In addition to the more traditional psychological books that are geared towards psychology students and professionals, there are a number of books that were written with the lay person in mind. These may be people working in the field or simply those with an interest in psychology and the workings of the human mind. These are five of the best reads for those with an interest in psychology.
While this book was made into a hit movie in 1999, it was first a widely acclaimed book about mental illness and the flaws in the way the mentally ill were treated in the 1960’s and 1970’s. In this book, the reader is taken on a journey into the mind of an affluent young girl battling mental illness. The interesting twist to this book is that it is an autobiography of author Susanna Kaysen’s own life story. In 1967, eighteen-year-old Kaysen was put in a taxi and sent to a mental hospital. She spent the better part of two years in a psychiatric ward for teenage girls, part of a then-progressive mode of treating those who could afford its sanctuary. In this moving memoir, the author describes the horror and self-perceptions with vivid descriptions of her fellow patients and their caretakers. Girl, Interrupted is a stunning document offering the reader first hand accounts of sane and insane, mental illness and recovery.
One Flew Over the Cuckoo’s Nest
One Flew Over the Cuckoo’s Nest is an international bestseller and the foundation of the same-named successful movie. Ken Kesey created one of the most defining literary and screen works of the 1960s. In the book, the reader is given a revolutionary look into a mental ward, with tales of the electric interactions between the hell-raising, life-affirming hero Randle Patrick McMurphy and the dictatorial “care” of Big Nurse. Throughout the book, the main character turns the mental warn on its’ head, creating a gambling operation, smuggling in alcohol and women, and enlisting other patients to join his rebellion. One Flew Over the Cuckoo’s Nest is seen as a precedent setting piece of literature, by presenting a comic and tragic probe into the nature of madness and sanity, authority and vitality. While this book is by no means a psychological textbook for study, it is an important glimpse into the history of the field of psychology and how far we have come.
Flora Rheta Schreiber
This novel made it’s way quickly to the top of the bestseller lists and riveted the public. It was eventually made into the Emmy Award-winning film starring Sally Field, as one of the most riveting TV movies ever made. The book and subsequent movie are the story of a survivor of horrific childhood abuse, who fell victim to sudden and unexplained blackouts. Sybil was the first case of multiple personality ever to be professionally psychoanalyzed. Sybil was the initial self, who developed sixteen “selves”, both women and men, each with a different personality, speech pattern, and even personal appearance. This book is nearly impossible to put down with a spell-bounding tale of the inner workings of the mind.
The Bell Jar
The Bell Jar is the story of Esther Greenwood, a brilliant, beautiful, enormously talented, and successful girls who is slowly falling into her own mind. Sylvia Plath beautifully brings the reader into this breakdown with a level of intensity that allows the reader to experience the entire frightening journey. The book takes us into the dark and disturbing angles of the human psyche is what has become a haunting American classic.

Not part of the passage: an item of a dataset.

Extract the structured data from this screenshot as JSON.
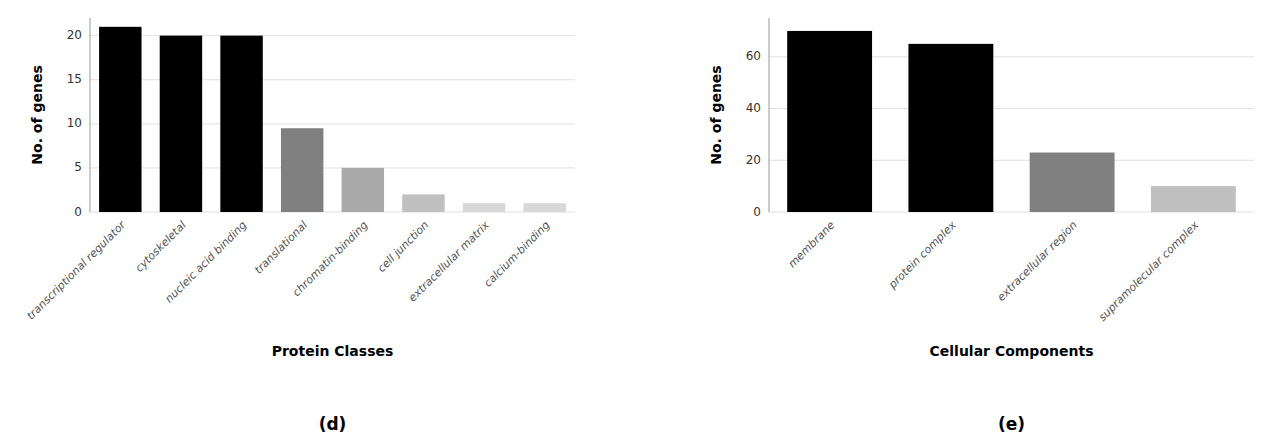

The Man Who Mistook His Wife for a Hat and Other Clinical Tales
In his classic book that has been hailed as, “one of the great clinical writers of the twentieth century” (by The New York Times), Oliver Sacks narrates the case histories of patients lost in the curious, seemingly inescapable world of neurological disorders. The Man Who Mistook His Wife for a Hat tells the stories of individuals living with bizarre perceptual and intellectual abnormalities including such troubles as: patients who have lost their memories and with them the greater part of their pasts; people who can no longer recognize people and common objects; those who are stricken with violent tics and grimaces or who shout involuntary obscenities; whose limbs have become alien; who have been dismissed as retarded yet are gifted with uncanny artistic or mathematical talents. This is an excellent read for both psychology professionals and lay people alike.